BFMTV
Des danseurs au festival Country Music de Mirande (Gers), le 16 juillet 2011.

REMY GABALDA / AFP

"Mes danseurs, c'est comme une deuxième famille": comment la vague country a déferlé sur la France

Les clubs de country foisonnent, des Bouches-du-Rhône au Pas-de-Calais en passant par l'Alsace, notamment dans les petites communes. La country séduit à l'ombre des radars médiatiques.

Le

Véronique Villette est tombée "dans le bain de la country" il y a dix ans, après une récidive de cancer du sein. Il était alors inconcevable pour cette femme, à l'époque âgée de 48 ans, que la maladie ne la contraigne à renoncer à la danse, elle qui comptait déjà quinze années de classique et cinq de salsa à son actif.

Elle se souvient d'une démonstration de country à laquelle elle avait assisté quelque temps plus tôt - "Je m'étais dit que ce n'était pas pour moi", se rappelle-t-elle pour BFMTV.com. Et pourtant, cette fois-ci, c'est le coup de foudre. Véronique Villette, qui travaille dans l'univers pharmaceutique, s'inscrit à des cours. Puis devient animatrice - on ne parle pas de professeur dans cette pratique. Et fonde son propre club à Lafox, un village du Lot-et-Garonne d'un peu plus de 1100 habitants, à une dizaine de kilomètres d'Agen.

Cette passion dévorante occupe désormais plusieurs de ses soirées en semaine avec ses cours - dont un pour les salariés d'une grande entreprise -, ses démonstrations en Ehpad et ses initiations en centres aérés, ainsi que ses week-ends. Il y a quelques jours, elle dansait à Puy-l'Évêque, un village du Lot voisin, à une cinquantaine de kilomètres de son domicile. Le week-end d'après, c'était à La Sauvetat-sur-Lède, une commune rurale à plus de soixante kilomètres de chez elle.

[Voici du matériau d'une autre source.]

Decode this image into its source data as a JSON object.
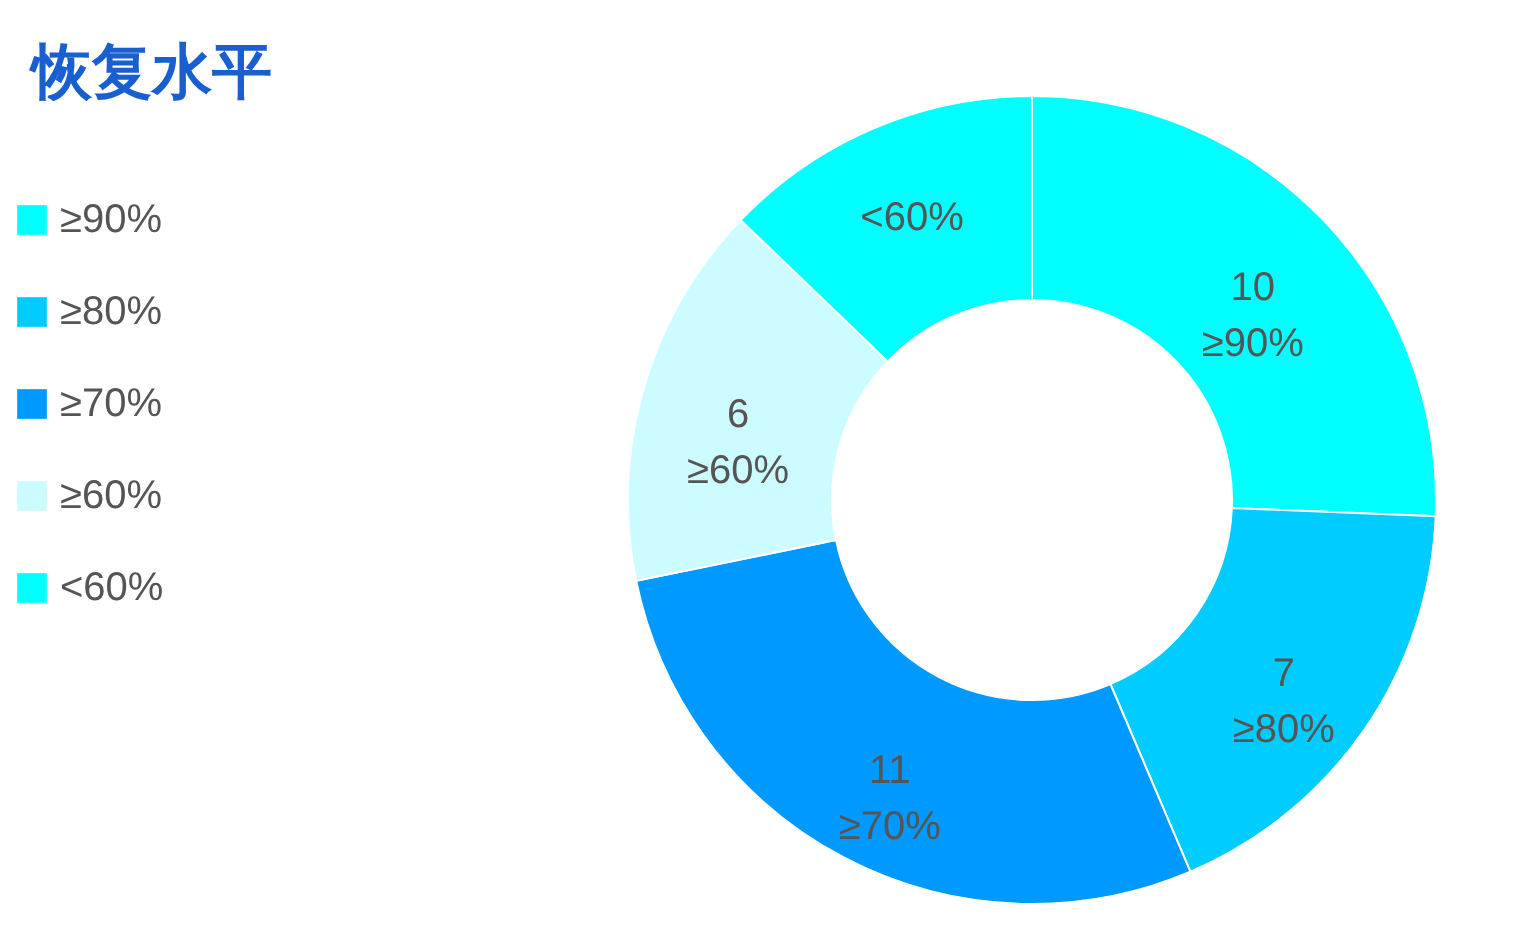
{
  "chart_data": {
    "type": "donut",
    "title": "恢复水平",
    "categories": [
      "≥90%",
      "≥80%",
      "≥70%",
      "≥60%",
      "<60%"
    ],
    "values": [
      10,
      7,
      11,
      6,
      5
    ],
    "colors": [
      "#00ffff",
      "#00ccff",
      "#0099ff",
      "#ccfcff",
      "#00ffff"
    ],
    "value_labels": [
      "10",
      "7",
      "11",
      "6",
      null
    ],
    "legend": "left"
  }
}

Des bals tous les week-ends

C'est bien l'une des spécificités de la country et de la line dance (également dansée en ligne, mais avec plus de liberté sur le choix de la musique): les soirées country, appelées bals. Rien que pour le premier week-end de décembre, près d'une quarantaine d'événements de ce type étaient prévus dans toute la France.

Ce que confirme Hervé Canonne, chef de projet dans l'informatique mais surtout président de la Fédération francophone de country dance et line dance (FFCLD), double champion du monde dans cette discipline. "Vous pouvez être sûr qu'il y a au moins un bal chaque week-end en France", certifie-t-il à BFMTV.com. "Et c'est comme ça toute l'année", ajoute Hervé Canonne, également à la tête d'une association de country et line dance à Versailles.

Des danseurs lors du Stagecoach Festival en Californie, l'un des festivals de country les plus connus, en 2018
Des danseurs lors du Stagecoach Festival en Californie, l'un des festivals de country les plus connus, en 2018 © Frazer Harrison/Getty Images North America

Les deux fédérations nationales qui représentent la country et la line dance - la FFCLD ainsi que la Fédération française de danse - dénombrent un peu plus de 600 clubs répartis dans toute la France. Un total qui ne prend pas en compte les associations non affiliées à ces deux fédérations, qui feraient grimper leur nombre à 2000. Officiellement, ces deux fédérations enregistrent également quelque 17.500 adhérents.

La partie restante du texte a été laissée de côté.